The speakers--a psychiatry professor, a state human services official and the director of the state's homeless coalition--disagreed on Massachusetts' effectiveness in combatting the problem, but agreed the extent of homelessness is impossible to pinpoint.

To begin solving the homelessness problem, the government should emphasize "better support in the community" to help the homeless recover their "affiliative bonds" with other people, William R. Breakey, director the community psychiatry program at the Johns Hopkins Medical School, told the 100-person audience.

Breakey also said that "homelessness and mental illness are intertwined."

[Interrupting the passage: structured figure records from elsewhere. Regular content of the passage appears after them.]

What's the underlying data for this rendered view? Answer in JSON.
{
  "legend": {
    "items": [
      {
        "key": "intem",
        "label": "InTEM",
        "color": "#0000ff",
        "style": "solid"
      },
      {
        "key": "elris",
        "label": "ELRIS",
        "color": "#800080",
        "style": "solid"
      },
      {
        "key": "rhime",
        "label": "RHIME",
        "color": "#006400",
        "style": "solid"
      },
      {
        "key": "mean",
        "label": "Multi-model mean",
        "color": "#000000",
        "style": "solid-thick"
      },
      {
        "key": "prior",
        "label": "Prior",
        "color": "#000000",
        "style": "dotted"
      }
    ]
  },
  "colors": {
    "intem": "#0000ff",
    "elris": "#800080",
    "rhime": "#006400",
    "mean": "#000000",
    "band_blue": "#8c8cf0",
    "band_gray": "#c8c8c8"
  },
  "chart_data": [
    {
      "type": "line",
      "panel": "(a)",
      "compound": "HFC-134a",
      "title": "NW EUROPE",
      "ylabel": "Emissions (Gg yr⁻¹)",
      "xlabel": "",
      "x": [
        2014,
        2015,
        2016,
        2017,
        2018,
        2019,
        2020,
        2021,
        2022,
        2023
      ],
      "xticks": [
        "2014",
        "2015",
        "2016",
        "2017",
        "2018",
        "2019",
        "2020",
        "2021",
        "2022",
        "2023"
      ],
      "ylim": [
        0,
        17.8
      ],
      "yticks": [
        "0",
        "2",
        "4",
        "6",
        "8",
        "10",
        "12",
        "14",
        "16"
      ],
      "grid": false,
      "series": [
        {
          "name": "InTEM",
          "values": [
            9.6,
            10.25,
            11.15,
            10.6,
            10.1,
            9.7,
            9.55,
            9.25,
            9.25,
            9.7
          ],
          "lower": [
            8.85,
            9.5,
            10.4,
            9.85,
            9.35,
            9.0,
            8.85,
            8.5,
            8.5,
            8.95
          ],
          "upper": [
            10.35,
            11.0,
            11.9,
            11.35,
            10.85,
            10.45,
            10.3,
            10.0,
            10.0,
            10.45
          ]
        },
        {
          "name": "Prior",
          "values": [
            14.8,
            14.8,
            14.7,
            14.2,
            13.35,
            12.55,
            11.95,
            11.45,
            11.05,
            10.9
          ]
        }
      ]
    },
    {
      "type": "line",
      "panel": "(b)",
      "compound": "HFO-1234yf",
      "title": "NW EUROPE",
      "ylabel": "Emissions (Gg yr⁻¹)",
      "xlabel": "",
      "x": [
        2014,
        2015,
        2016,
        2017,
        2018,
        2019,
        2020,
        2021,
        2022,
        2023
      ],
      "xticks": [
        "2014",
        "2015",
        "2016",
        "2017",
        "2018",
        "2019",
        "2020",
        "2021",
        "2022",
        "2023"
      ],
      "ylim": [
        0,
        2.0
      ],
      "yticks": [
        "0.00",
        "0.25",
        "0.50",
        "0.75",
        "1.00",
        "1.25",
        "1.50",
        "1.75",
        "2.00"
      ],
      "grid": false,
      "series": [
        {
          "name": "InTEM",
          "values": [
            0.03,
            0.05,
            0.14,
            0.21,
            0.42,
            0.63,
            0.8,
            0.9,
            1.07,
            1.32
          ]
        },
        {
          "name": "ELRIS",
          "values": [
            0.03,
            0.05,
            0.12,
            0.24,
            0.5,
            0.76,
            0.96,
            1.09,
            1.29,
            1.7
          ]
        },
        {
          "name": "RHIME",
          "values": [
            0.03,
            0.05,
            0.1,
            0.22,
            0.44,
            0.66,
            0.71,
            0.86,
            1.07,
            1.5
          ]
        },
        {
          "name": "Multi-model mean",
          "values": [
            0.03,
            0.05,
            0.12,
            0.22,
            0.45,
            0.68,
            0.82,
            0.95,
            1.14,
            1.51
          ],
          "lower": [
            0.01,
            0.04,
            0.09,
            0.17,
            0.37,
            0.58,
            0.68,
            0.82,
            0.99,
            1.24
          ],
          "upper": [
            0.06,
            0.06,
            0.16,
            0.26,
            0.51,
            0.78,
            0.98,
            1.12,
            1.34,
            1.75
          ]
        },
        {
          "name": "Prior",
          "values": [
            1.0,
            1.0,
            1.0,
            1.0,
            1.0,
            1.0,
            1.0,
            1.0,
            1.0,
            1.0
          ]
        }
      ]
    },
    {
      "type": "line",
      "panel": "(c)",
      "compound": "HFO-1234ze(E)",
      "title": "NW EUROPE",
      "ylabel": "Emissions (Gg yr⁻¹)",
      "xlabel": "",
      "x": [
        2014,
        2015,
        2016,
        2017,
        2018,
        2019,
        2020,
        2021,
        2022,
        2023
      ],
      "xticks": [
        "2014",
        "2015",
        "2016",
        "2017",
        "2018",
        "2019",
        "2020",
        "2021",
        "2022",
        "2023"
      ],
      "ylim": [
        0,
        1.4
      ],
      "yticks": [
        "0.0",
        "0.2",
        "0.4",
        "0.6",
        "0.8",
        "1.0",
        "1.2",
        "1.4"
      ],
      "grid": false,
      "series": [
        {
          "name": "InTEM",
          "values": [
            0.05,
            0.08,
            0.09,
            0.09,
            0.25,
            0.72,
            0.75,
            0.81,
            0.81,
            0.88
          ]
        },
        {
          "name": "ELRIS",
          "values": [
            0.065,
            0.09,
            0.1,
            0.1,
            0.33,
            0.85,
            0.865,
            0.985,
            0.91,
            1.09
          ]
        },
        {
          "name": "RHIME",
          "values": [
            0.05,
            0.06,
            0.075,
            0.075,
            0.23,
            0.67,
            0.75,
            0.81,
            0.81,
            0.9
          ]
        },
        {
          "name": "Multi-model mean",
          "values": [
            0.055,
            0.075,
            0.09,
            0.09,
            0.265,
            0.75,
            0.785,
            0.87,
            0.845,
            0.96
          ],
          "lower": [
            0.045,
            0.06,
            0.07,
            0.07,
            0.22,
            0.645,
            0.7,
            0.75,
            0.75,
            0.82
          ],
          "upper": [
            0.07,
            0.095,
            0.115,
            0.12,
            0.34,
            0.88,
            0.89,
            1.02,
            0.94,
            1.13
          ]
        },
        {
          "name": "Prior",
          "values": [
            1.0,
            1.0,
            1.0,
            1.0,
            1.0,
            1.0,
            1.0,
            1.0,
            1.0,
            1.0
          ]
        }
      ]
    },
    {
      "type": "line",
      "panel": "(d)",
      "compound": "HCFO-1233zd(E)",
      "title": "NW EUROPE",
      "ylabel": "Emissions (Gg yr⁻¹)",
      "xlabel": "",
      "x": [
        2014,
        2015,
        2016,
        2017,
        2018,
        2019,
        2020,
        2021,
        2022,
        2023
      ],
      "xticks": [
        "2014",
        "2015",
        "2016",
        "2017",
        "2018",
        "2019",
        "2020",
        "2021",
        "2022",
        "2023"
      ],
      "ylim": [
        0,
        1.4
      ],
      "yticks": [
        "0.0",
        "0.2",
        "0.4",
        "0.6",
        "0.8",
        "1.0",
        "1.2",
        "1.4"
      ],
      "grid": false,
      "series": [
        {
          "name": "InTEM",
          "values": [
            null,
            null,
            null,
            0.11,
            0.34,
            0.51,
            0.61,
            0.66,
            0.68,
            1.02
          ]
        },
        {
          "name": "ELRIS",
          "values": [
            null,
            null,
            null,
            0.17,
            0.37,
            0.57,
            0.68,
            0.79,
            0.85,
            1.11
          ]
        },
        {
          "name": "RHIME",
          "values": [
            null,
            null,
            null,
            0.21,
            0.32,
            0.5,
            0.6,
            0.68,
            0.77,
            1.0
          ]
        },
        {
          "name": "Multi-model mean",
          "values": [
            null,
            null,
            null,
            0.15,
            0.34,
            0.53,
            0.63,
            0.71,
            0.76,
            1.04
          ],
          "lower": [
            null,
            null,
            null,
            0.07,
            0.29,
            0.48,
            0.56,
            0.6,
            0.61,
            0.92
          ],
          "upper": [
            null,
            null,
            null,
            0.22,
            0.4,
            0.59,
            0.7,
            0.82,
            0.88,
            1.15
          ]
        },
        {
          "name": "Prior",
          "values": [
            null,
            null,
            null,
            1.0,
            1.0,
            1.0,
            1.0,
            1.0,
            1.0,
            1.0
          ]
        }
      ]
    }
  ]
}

Another speaker disagreed with Breakey's emphasis on community support.

"Homelessness today is an economic problem," said Katherine M. Mainzer, executive director of the 1400-member Massachusetts Coalition for the Homeless.

"Whether someone is crazy or sane, people used to be able to rent a room for $20 a week and can no longer do so," Mainzer said. "Not since the Great Depression have the homeless been so evident," she said.

Mainzer said the government does not have a sufficient policy for helping the growing number of transients. "We continue to lurch from one crisis to the next," said Mainzer, calling for greater communication between shelters and the department of mental health.

The third speaker, Philip Johnston, secretary of the state Office of Human Affairs, said he thinks Massachusetts has been effective in aiding the homeless.

"We think we've got a handle on the short-term homeless situation," Johnston said.

But, he added, "It's important not to forget that we're working with a national administration which has turned its back on the poor and homeless," he said.

Since 1983, Johnston said, the number of state-supported homeless shelters has jumped from two to 50. In addition, the state has added a large amount of low-income housing, he said.

Yet skyrocketing rents and cuts in federal social problems make it difficult for the state to alleviate the homeless problem, Johnston said.

Johnston blamed state hospitals for the growing ranks of the mentally ill who are homeless, and praised the administration of Gov. Michael S. Dukakis for trying to reform the state's mental hospital system.

"The more we've looked at the health situation, the more we realize that failures of state mental hospitals have led, in part, to a large number of mentally ill homeless," Johnston said.

Breakey, on the other hand, said, "The notion that large numbers of people are being discharged from hospitals on to streets is not true."